Although I applaud the use of a coordinating green, I am concerned to see this landmark apparently held together with duct tape this week.

Putting the fun in fundraising… again this year, the Retreat included a photo booth in its Employee Giving campaign kickoff.

This is one of a whole herd of phones that have been cemented to the sidewalk around town over the past few weeks. Very subversive.


A couple of years ago, Brattleboro tore down some decrepit buildings on this site, opening up a tiny piece of our waterfront. Today, a group of concerned citizens cleaned up the brush, trees and so on to open up the view. It’s practically a Destination now!

Deja vu all over again

We joined a few dozen of our fellow Brattleburgers this morning for an informational meeting about proposed renovations to our police and fire facilities. When we went to a similar meeting three years ago, the expensive proposal was tepidly supported by the Selectboard and eventually voted down by a vocal but small group of CAVEmen (citizens against virtually everything).

This time, our new Town Manager presented a range of options in a coherent if long-winded manner, and I hope we can stop the dithering and do these renovations.

This is not a picture of Al Roker. He was scheduled to make Brattleboro the 48th stop on his record-setting 50-state tour at 9 PM last Thursday. We duly headed out, enjoyed special discounts and an overwhelming crowd at Duo restaurant (seriously guys, if you email the whole world, go ahead and put on another bartender), and watched carefully through the drizzle.

By following the great man’s progress on Twitter, it was clear that 9 PM wasn’t happening. He made it finally around 10:45, still a remarkable logistical feat, and completed his trip the next morning. Money was raised to help hungry people. We were asleep.

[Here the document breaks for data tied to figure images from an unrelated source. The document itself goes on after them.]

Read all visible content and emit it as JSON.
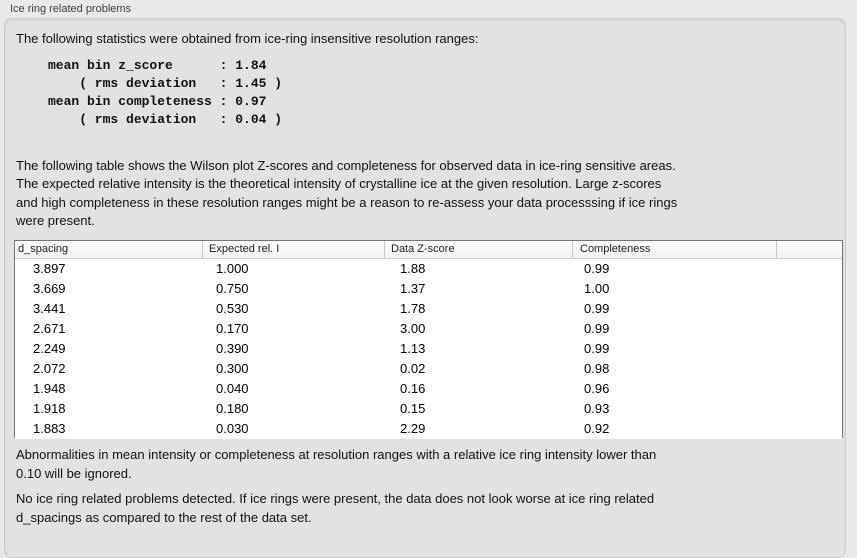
{
  "panel": {
    "title": "Ice ring related problems"
  },
  "intro": {
    "text": "The following statistics were obtained from ice-ring insensitive resolution ranges:",
    "stats_lines": [
      "mean bin z_score      : 1.84",
      "    ( rms deviation   : 1.45 )",
      "mean bin completeness : 0.97",
      "    ( rms deviation   : 0.04 )"
    ]
  },
  "description": {
    "lines": [
      "The following table shows the Wilson plot Z-scores and completeness for observed data in ice-ring sensitive areas.",
      "The expected relative intensity is the theoretical intensity of crystalline ice at the given resolution. Large z-scores",
      "and high completeness in these resolution ranges might be a reason to re-assess your data processsing if ice rings",
      "were present."
    ]
  },
  "table": {
    "columns": [
      "d_spacing",
      "Expected rel. I",
      "Data Z-score",
      "Completeness"
    ],
    "rows": [
      [
        "3.897",
        "1.000",
        "1.88",
        "0.99"
      ],
      [
        "3.669",
        "0.750",
        "1.37",
        "1.00"
      ],
      [
        "3.441",
        "0.530",
        "1.78",
        "0.99"
      ],
      [
        "2.671",
        "0.170",
        "3.00",
        "0.99"
      ],
      [
        "2.249",
        "0.390",
        "1.13",
        "0.99"
      ],
      [
        "2.072",
        "0.300",
        "0.02",
        "0.98"
      ],
      [
        "1.948",
        "0.040",
        "0.16",
        "0.96"
      ],
      [
        "1.918",
        "0.180",
        "0.15",
        "0.93"
      ],
      [
        "1.883",
        "0.030",
        "2.29",
        "0.92"
      ]
    ]
  },
  "notes": {
    "ignore_lines": [
      "Abnormalities in mean intensity or completeness at resolution ranges with a relative ice ring intensity lower than",
      "0.10 will be ignored."
    ],
    "conclusion_lines": [
      "No ice ring related problems detected. If ice rings were present, the data does not look worse at ice ring related",
      "d_spacings as compared to the rest of the data set."
    ]
  },
  "colors": {
    "page-bg": "#e9e9e9",
    "panel-bg": "#e2e2e2",
    "panel-border": "#c9c9c9",
    "table-border": "#757575"
  }
}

The thing of standing in the weather with a cardboard sign hoping for a glimpse or a handshake is a thing that I just can’t get excited about, whether it’s a weatherman, a candidate, or a Pope. I once paid relatively big bucks to attend an event only to be rewarded with a blurry picture of Hillary Clinton’s bodyguard’s earphone from the back, but that came with a delightful lecture by Madeleine Albright and outstanding hors d’oeuvres. Otherwise, no thank you, I’ll stay home.

So, Al, sorry we missed you, congrats on your new World Record, stop by again sometime when you can stay a little longer.